Inside the large sunny room eight people sat at desks working. The room buzzed with the hum of computers and electronic equipment. All along one of the shorter walls were racks containing the familiar packages of papers and legal briefs tied with pink ribbon.
It was obvious immediately that the people in the room were extremely busy and yet the atmosphere was one of relaxed happiness, a young woman leaning over the shoulder of a male colleague, teasing him about something as she helped him with a query.
There was, Charlotte recognised, a bright-eyed quality and an enthusiasm about the occupants of this room that said how much they enjoyed their work, and there was also an alertness about them, an eagerness that she recognised as the kind of enthusiasm possessed by those who were the best of their peer group.

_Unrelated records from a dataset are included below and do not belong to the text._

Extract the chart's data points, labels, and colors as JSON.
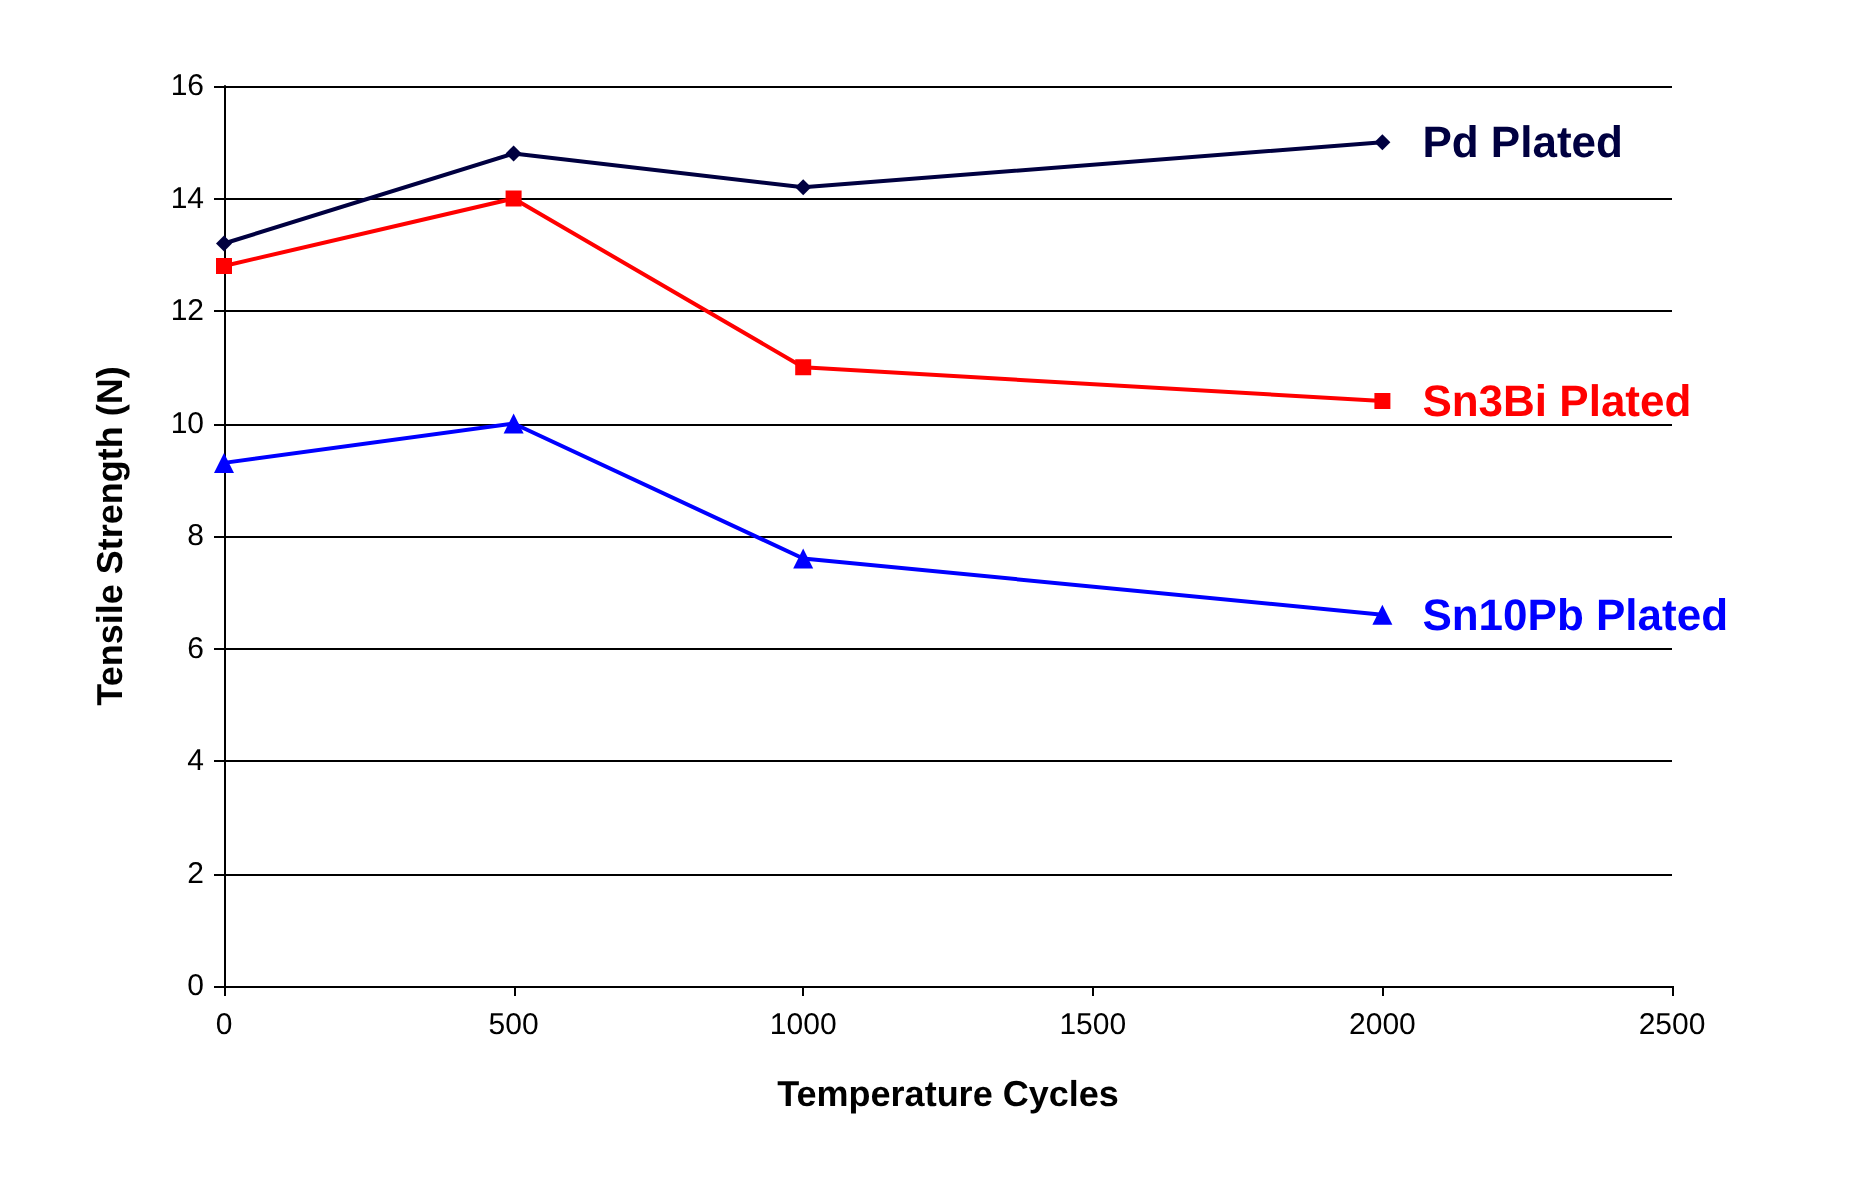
{
  "chart_data": {
    "type": "line",
    "xlabel": "Temperature Cycles",
    "ylabel": "Tensile Strength (N)",
    "x": [
      0,
      500,
      1000,
      2000
    ],
    "series": [
      {
        "name": "Pd Plated",
        "color": "#000040",
        "marker": "diamond",
        "values": [
          13.2,
          14.8,
          14.2,
          15.0
        ]
      },
      {
        "name": "Sn3Bi Plated",
        "color": "#ff0000",
        "marker": "square",
        "values": [
          12.8,
          14.0,
          11.0,
          10.4
        ]
      },
      {
        "name": "Sn10Pb Plated",
        "color": "#0000ff",
        "marker": "triangle",
        "values": [
          9.3,
          10.0,
          7.6,
          6.6
        ]
      }
    ],
    "xlim": [
      0,
      2500
    ],
    "xticks": [
      0,
      500,
      1000,
      1500,
      2000,
      2500
    ],
    "ylim": [
      0,
      16
    ],
    "yticks": [
      0,
      2,
      4,
      6,
      8,
      10,
      12,
      14,
      16
    ],
    "grid": "y",
    "legend": false,
    "line_style": "solid"
  }
}
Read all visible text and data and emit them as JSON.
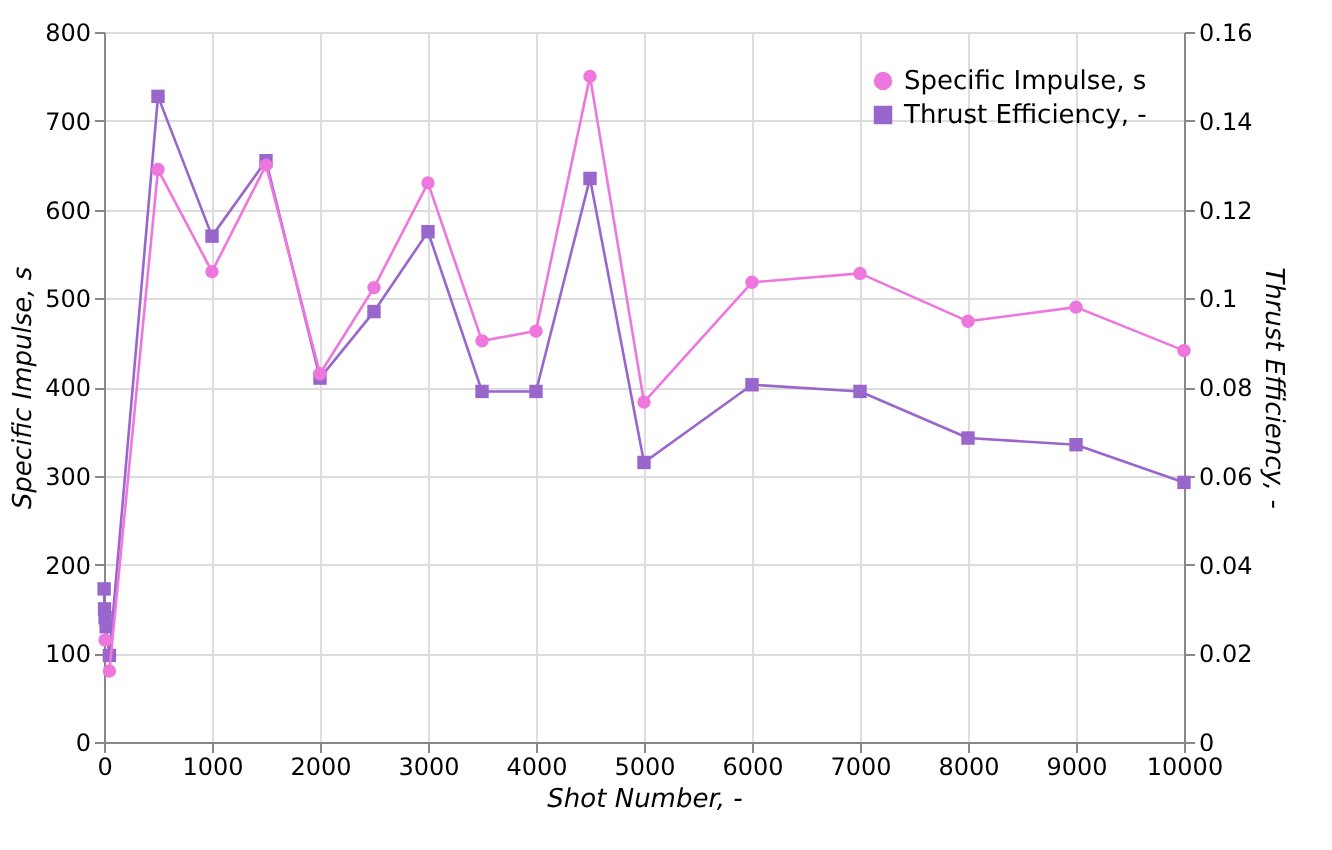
{
  "chart_data": {
    "type": "line",
    "xlabel": "Shot Number, -",
    "ylabel": "Specific Impulse, s",
    "y2label": "Thrust Efficiency, -",
    "x": [
      1,
      5,
      10,
      20,
      50,
      500,
      1000,
      1500,
      2000,
      2500,
      3000,
      3500,
      4000,
      4500,
      5000,
      6000,
      7000,
      8000,
      9000,
      10000
    ],
    "series": [
      {
        "name": "Specific Impulse, s",
        "color": "#ee77dd",
        "marker": "circle",
        "values": [
          null,
          null,
          115,
          null,
          80,
          645,
          530,
          650,
          415,
          512,
          630,
          452,
          463,
          750,
          383,
          518,
          528,
          474,
          490,
          441
        ]
      },
      {
        "name": "Thrust Efficiency, -",
        "color": "#9966cc",
        "marker": "square",
        "axis": "y2",
        "values": [
          0.0345,
          0.03,
          0.028,
          0.026,
          0.0195,
          0.1455,
          0.114,
          0.131,
          0.082,
          0.097,
          0.115,
          0.079,
          0.079,
          0.127,
          0.063,
          0.0805,
          0.079,
          0.0685,
          0.067,
          0.0585
        ]
      }
    ],
    "xlim": [
      0,
      10000
    ],
    "xticks": [
      0,
      1000,
      2000,
      3000,
      4000,
      5000,
      6000,
      7000,
      8000,
      9000,
      10000
    ],
    "ylim": [
      0,
      800
    ],
    "yticks": [
      0,
      100,
      200,
      300,
      400,
      500,
      600,
      700,
      800
    ],
    "y2lim": [
      0,
      0.16
    ],
    "y2ticks": [
      0,
      0.02,
      0.04,
      0.06,
      0.08,
      0.1,
      0.12,
      0.14,
      0.16
    ],
    "grid": true,
    "legend": "top right",
    "line_style": "solid"
  }
}
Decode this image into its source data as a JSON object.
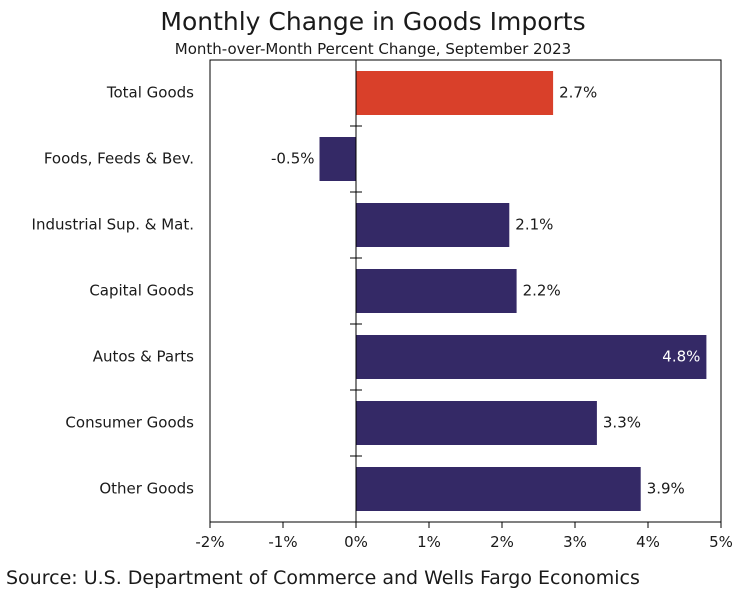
{
  "colors": {
    "primary": "#342966",
    "highlight": "#D9402A",
    "axis": "#000000"
  },
  "source": "Source: U.S. Department of Commerce and Wells Fargo Economics",
  "chart_data": {
    "type": "bar",
    "orientation": "horizontal",
    "title": "Monthly Change in Goods Imports",
    "subtitle": "Month-over-Month Percent Change, September 2023",
    "categories": [
      "Total Goods",
      "Foods, Feeds & Bev.",
      "Industrial Sup. & Mat.",
      "Capital Goods",
      "Autos & Parts",
      "Consumer Goods",
      "Other Goods"
    ],
    "values": [
      2.7,
      -0.5,
      2.1,
      2.2,
      4.8,
      3.3,
      3.9
    ],
    "value_labels": [
      "2.7%",
      "-0.5%",
      "2.1%",
      "2.2%",
      "4.8%",
      "3.3%",
      "3.9%"
    ],
    "highlight_index": 0,
    "xlim": [
      -2,
      5
    ],
    "xticks": [
      -2,
      -1,
      0,
      1,
      2,
      3,
      4,
      5
    ],
    "xtick_labels": [
      "-2%",
      "-1%",
      "0%",
      "1%",
      "2%",
      "3%",
      "4%",
      "5%"
    ],
    "xlabel": "",
    "ylabel": "",
    "grid": false
  }
}
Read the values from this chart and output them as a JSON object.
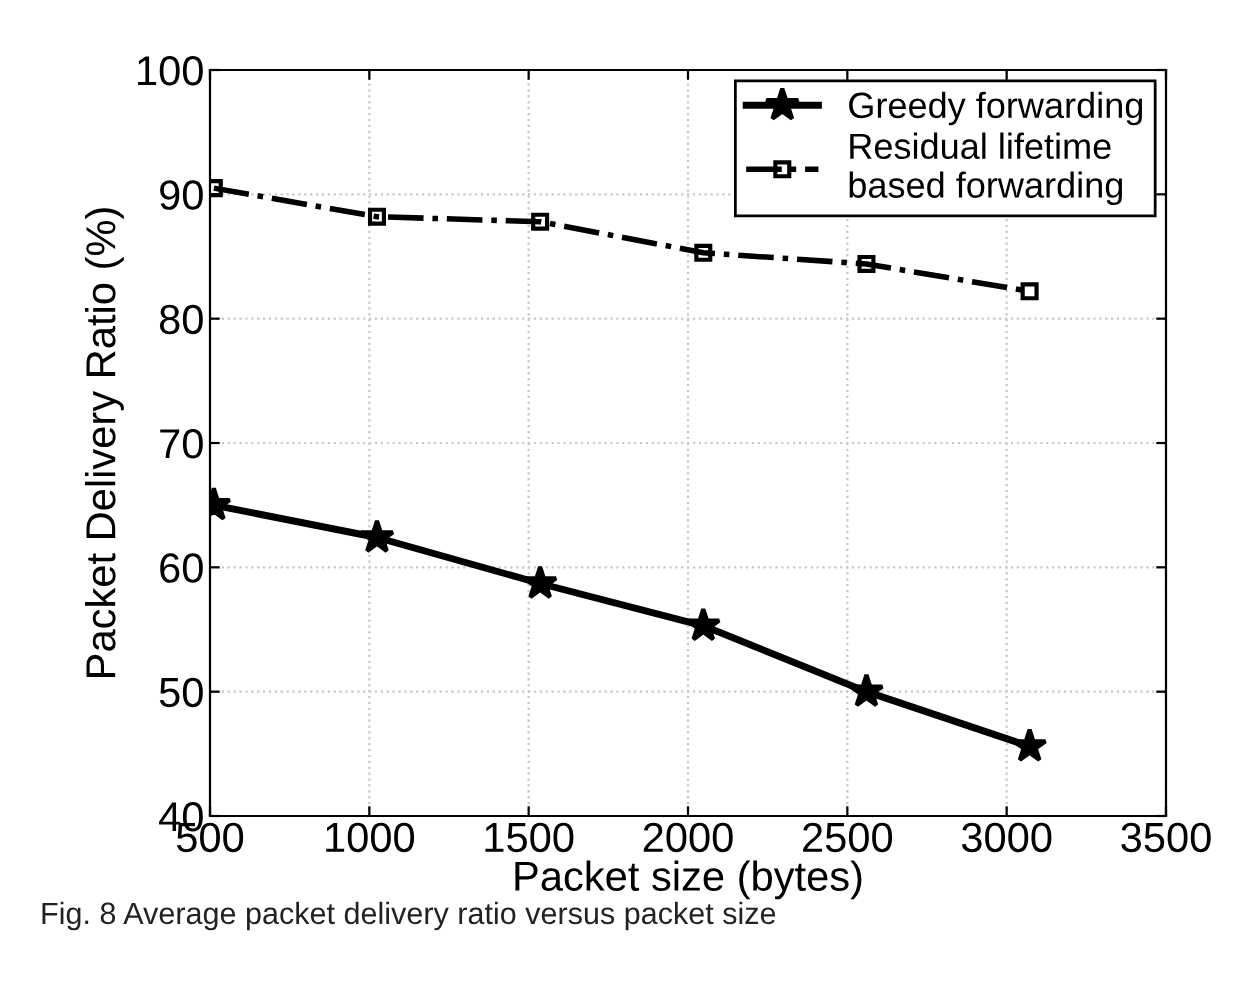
{
  "chart_data": {
    "type": "line",
    "xlabel": "Packet size (bytes)",
    "ylabel": "Packet Delivery Ratio (%)",
    "x": [
      512,
      1024,
      1536,
      2048,
      2560,
      3072
    ],
    "series": [
      {
        "name": "Greedy forwarding",
        "color": "#000000",
        "values": [
          65,
          62.4,
          58.7,
          55.3,
          50,
          45.6
        ],
        "marker": "star",
        "line_style": "solid"
      },
      {
        "name": "Residual lifetime\nbased forwarding",
        "color": "#000000",
        "values": [
          90.5,
          88.2,
          87.8,
          85.3,
          84.4,
          82.2
        ],
        "marker": "square",
        "line_style": "dashdot"
      }
    ],
    "xlim": [
      500,
      3500
    ],
    "xticks": [
      500,
      1000,
      1500,
      2000,
      2500,
      3000,
      3500
    ],
    "ylim": [
      40,
      100
    ],
    "yticks": [
      40,
      50,
      60,
      70,
      80,
      90,
      100
    ],
    "grid": true,
    "legend": "top right",
    "annotations": [
      "Fig. 8 Average packet delivery ratio versus packet size"
    ]
  }
}
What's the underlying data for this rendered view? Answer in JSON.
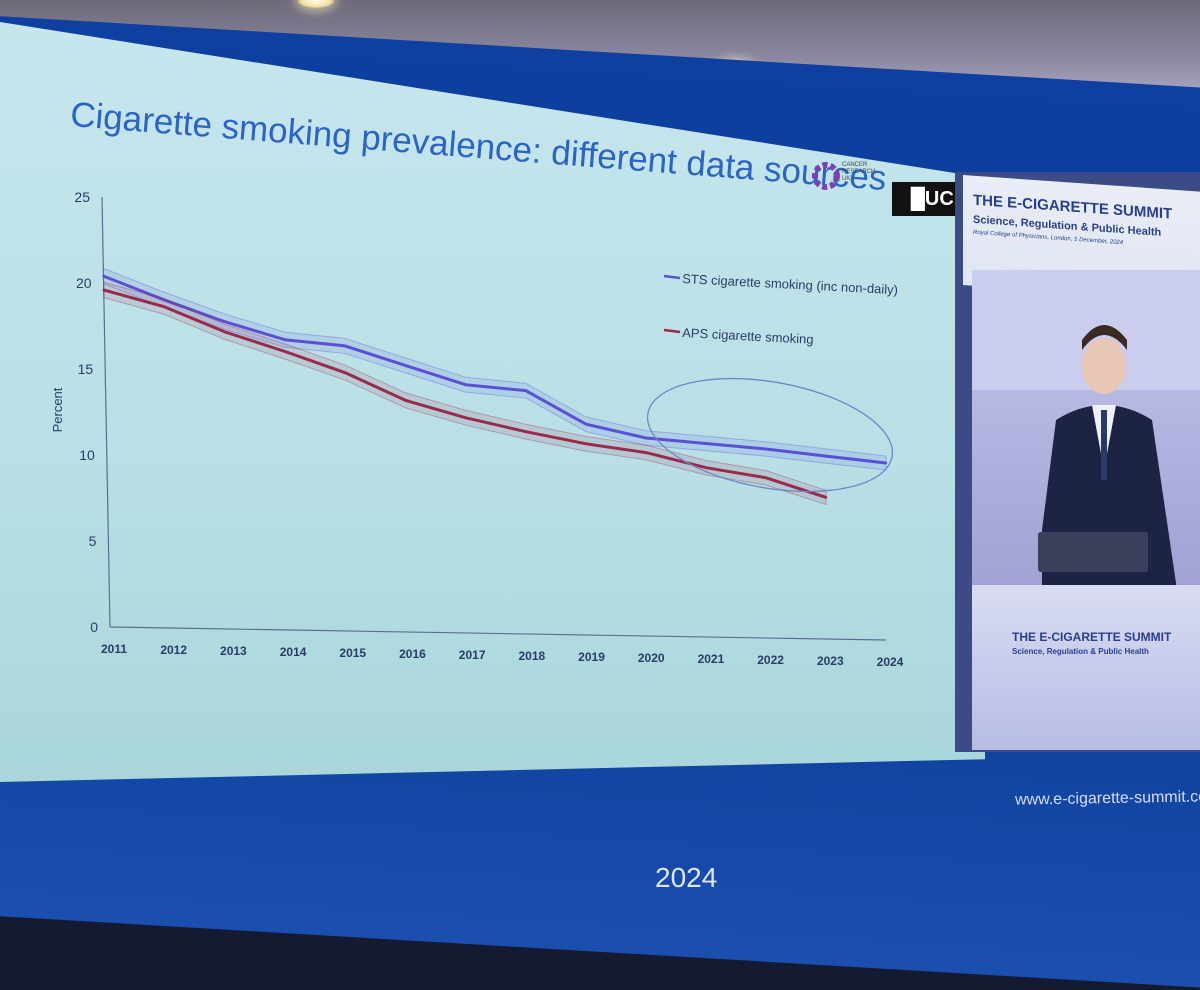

Without knowing any of them, she immediately knew that these trainees were all of them high achievers, quick, intelligent, hard-working, much as she had once been herself, but they had something she recognised that she had never really had: they were free of the anxiety that had plagued her almost from the moment she had set up her own practice.
If they knew about her professional history they were certainly not showing it, as Margaret introduced them to her and they reacted with what appeared to be genuine warmth.